Serving up something good one slice at a time isn’t just for pizza; it’s also been a longtime goal of 5G. And now after years of “network slicing” not living up to earlier delivery predictions, T-Mobile says it’s begun offering this high-performance flavor of 5G wireless to customers.
In a post Monday on T-Mobile’s corporate blog, EVP and chief technology officer John Saw recounted how T-Mobile had staged a first-ever commercial deployment of network slicing to support Red Bull’s 2023 Cliff Diving World Series in Boston.
Saw writes that the carrier provided a virtualized slice of its 5G network for Red Bull’s exclusive use so that it could “easily and quickly transfer high-resolution content from cameras and a video drone circling the event to the Red Bull production team in near real-time over T-Mobile 5G” at speeds that topped out at 276Mbps.

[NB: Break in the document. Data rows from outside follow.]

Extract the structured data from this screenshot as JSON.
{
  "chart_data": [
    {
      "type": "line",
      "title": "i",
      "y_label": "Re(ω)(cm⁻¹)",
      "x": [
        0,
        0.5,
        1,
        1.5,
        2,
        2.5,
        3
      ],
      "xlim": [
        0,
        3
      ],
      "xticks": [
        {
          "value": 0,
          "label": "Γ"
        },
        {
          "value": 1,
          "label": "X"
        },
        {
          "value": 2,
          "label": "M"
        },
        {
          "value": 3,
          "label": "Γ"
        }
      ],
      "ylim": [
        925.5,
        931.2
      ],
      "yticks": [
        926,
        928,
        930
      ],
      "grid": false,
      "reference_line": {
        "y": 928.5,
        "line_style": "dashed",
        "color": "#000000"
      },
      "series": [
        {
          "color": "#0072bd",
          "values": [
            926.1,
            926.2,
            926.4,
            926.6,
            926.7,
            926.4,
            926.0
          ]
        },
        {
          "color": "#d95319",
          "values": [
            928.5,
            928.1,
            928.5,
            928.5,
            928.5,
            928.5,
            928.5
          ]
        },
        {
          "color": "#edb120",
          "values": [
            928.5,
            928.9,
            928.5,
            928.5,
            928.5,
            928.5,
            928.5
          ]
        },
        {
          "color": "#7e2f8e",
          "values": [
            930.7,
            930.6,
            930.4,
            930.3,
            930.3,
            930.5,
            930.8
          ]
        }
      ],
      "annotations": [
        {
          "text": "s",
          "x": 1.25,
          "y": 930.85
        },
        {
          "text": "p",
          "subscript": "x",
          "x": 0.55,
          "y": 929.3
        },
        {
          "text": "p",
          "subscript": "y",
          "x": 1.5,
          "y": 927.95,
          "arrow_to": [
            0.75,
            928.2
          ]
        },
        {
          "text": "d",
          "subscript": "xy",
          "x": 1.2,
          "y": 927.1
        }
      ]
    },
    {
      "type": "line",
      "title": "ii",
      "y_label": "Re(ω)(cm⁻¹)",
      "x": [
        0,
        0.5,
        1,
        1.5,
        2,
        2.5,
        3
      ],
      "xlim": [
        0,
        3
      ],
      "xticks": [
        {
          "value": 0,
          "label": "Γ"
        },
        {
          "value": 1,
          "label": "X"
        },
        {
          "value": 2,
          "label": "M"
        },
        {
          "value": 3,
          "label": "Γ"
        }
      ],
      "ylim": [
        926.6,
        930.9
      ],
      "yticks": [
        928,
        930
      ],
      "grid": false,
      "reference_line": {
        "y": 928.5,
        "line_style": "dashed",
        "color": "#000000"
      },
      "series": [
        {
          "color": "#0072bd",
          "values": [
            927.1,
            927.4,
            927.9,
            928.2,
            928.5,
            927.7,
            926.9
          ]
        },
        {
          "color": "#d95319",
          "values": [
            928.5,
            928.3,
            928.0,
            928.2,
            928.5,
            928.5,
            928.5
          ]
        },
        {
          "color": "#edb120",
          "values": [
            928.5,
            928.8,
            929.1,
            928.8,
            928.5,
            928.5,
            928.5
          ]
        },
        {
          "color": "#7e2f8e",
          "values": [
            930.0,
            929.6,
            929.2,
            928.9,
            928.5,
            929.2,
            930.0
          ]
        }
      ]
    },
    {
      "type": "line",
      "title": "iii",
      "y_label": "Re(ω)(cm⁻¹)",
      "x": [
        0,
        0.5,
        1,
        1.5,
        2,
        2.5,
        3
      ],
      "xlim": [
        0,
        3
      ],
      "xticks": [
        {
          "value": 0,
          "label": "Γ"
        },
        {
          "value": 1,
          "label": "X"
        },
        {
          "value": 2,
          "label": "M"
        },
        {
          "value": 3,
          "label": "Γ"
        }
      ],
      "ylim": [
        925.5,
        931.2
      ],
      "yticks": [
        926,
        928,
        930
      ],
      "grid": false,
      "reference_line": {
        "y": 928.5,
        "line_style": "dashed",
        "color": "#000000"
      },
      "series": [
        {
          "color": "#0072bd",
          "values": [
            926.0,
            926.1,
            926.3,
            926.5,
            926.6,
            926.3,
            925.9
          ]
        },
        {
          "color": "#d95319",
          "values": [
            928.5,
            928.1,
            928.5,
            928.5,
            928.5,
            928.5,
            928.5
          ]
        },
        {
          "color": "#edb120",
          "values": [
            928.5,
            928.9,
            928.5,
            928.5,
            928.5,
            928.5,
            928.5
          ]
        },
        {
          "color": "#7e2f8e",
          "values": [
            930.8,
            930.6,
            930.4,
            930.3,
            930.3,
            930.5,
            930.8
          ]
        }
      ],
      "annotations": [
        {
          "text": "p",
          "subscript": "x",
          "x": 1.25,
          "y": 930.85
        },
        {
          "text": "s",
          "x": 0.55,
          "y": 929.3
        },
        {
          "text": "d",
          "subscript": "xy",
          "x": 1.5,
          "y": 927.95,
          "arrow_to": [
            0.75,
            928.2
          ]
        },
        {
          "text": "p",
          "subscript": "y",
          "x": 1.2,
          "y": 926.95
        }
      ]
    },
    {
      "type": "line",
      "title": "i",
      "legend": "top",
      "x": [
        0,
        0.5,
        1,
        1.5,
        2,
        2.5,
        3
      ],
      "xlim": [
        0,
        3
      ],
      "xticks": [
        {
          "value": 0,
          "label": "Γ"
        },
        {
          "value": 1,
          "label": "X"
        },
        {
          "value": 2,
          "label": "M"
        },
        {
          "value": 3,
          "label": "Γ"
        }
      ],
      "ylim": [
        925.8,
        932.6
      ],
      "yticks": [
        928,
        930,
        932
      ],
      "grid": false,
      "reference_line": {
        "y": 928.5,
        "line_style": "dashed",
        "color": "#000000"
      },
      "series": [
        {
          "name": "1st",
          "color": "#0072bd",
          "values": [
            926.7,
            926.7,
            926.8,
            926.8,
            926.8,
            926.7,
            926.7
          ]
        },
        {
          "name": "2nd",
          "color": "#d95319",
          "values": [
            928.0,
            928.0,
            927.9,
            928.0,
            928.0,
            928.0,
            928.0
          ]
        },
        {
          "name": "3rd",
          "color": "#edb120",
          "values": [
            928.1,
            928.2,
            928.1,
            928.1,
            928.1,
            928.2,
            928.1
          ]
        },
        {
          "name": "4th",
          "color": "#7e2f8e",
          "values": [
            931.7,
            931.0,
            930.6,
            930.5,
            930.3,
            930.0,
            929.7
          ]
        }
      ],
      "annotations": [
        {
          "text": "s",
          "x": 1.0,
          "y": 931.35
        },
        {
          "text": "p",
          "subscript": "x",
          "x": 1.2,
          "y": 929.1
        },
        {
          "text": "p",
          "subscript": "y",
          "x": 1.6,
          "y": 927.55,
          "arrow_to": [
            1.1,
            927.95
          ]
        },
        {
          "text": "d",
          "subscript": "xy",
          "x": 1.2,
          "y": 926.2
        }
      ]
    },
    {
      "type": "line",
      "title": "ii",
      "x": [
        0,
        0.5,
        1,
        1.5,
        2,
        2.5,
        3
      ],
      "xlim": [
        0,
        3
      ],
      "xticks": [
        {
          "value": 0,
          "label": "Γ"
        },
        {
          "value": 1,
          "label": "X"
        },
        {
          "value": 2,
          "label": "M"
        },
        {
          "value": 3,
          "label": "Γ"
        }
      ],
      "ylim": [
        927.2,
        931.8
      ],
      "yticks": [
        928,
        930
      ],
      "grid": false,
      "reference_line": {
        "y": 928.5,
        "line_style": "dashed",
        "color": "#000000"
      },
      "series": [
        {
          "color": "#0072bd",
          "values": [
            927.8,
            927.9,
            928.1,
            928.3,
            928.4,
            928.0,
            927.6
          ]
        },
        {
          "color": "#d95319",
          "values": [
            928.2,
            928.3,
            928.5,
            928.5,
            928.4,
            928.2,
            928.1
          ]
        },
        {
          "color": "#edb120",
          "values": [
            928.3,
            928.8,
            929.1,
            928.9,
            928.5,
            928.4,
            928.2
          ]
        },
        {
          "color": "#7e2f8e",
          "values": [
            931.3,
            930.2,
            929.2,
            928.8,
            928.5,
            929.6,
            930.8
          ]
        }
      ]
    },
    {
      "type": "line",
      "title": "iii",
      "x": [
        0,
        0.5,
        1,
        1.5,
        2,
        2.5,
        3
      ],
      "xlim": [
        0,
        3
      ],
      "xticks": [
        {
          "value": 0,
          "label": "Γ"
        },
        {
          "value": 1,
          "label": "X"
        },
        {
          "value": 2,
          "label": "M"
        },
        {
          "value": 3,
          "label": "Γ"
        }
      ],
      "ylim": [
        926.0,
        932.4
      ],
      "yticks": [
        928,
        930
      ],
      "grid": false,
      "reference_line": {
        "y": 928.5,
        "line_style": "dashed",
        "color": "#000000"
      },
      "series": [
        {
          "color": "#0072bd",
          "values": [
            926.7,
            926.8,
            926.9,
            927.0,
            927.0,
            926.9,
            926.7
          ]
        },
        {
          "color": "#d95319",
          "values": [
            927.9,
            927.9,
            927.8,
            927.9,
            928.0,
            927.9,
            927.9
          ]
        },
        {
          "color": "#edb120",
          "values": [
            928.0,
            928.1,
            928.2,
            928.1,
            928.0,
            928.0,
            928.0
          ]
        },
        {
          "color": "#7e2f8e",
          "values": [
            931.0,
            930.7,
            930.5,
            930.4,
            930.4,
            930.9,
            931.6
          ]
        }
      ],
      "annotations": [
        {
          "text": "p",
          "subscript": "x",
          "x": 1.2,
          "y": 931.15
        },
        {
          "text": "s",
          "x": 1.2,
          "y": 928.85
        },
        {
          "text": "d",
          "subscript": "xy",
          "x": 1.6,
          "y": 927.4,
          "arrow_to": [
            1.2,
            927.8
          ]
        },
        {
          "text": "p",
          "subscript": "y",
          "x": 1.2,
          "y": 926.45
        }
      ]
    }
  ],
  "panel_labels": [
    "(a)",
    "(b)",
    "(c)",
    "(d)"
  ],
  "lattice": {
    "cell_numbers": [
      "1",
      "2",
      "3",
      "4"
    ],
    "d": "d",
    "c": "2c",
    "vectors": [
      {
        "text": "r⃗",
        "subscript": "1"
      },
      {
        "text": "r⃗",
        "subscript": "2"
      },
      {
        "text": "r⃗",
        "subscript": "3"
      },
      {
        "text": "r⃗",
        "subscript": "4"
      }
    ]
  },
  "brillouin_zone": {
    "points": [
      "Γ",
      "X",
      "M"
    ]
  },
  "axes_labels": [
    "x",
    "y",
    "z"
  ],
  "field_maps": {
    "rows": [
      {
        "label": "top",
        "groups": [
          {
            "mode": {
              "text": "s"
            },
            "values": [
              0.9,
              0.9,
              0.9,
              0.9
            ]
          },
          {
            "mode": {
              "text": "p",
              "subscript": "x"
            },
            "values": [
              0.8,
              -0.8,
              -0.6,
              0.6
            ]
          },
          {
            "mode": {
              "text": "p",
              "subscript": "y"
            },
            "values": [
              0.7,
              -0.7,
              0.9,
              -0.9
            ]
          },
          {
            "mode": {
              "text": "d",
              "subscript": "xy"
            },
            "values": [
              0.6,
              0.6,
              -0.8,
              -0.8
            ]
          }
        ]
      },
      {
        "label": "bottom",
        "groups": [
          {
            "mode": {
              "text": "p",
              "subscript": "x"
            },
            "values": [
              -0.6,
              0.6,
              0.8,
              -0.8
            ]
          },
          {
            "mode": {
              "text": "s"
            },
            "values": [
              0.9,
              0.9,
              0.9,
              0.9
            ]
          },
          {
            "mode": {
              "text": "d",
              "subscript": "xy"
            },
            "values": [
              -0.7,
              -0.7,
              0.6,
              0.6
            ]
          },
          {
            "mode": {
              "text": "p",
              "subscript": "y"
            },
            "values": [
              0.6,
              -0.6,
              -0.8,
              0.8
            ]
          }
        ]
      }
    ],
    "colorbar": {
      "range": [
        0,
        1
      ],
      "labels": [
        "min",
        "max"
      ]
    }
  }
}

And because this slice was cut off from the rest of T-Mobile’s network, this traffic didn’t slow down device use for T-Mobile subscribers at that June event. Saw compared that to the robotaxi meltdown that hit San Francisco in August, when a network traffic jam led to a physical traffic jam as a cluster of Cruise self-driving cars stopped in streets.
(Cruise doesn’t advertise which carrier it uses; the 2021 announcement of a collaboration between AT&T and Cruise’s parent company GM to provide 5G connectivity to its cars could be a clue, but Cruise’s PR department did not answer a query emailed Monday morning.)
Network slicing was one of the original sales pitches for 5G, and constituted a germ of technological truth inside vaporous claims that 5G would make self-driving cars possible. But making slicing a commercial reality has proved to be much more complicated than lighting up 5G service for smartphones.
T-Mobile tackled one major prerequisite for slicing by deploying “standalone” 5G—meaning it does not require an LTE connection to establish an initial link to a device—starting in 2020. It’s since backed multiple startups looking to build advanced apps on its 5G network, some of which would work much better with slicing, and at the start of August announced a beta test of slicing for real-time video-calling applications.
AT&T and Verizon have had a slower start, with the former beginning to deploy standalone 5G this spring while the latter began its standalone deployment last year. Verizon also announced its own network slicing demonstrations in June.
All three carriers, along with many analysts, see offering network slicing and other value-added services to business customers as one of the wireless industry’s best ways to build a business model that doesn’t rely too much on selling undifferentiated bandwidth to everyday consumers, a scenario that industry insiders disparagingly call being a “dumb pipe.”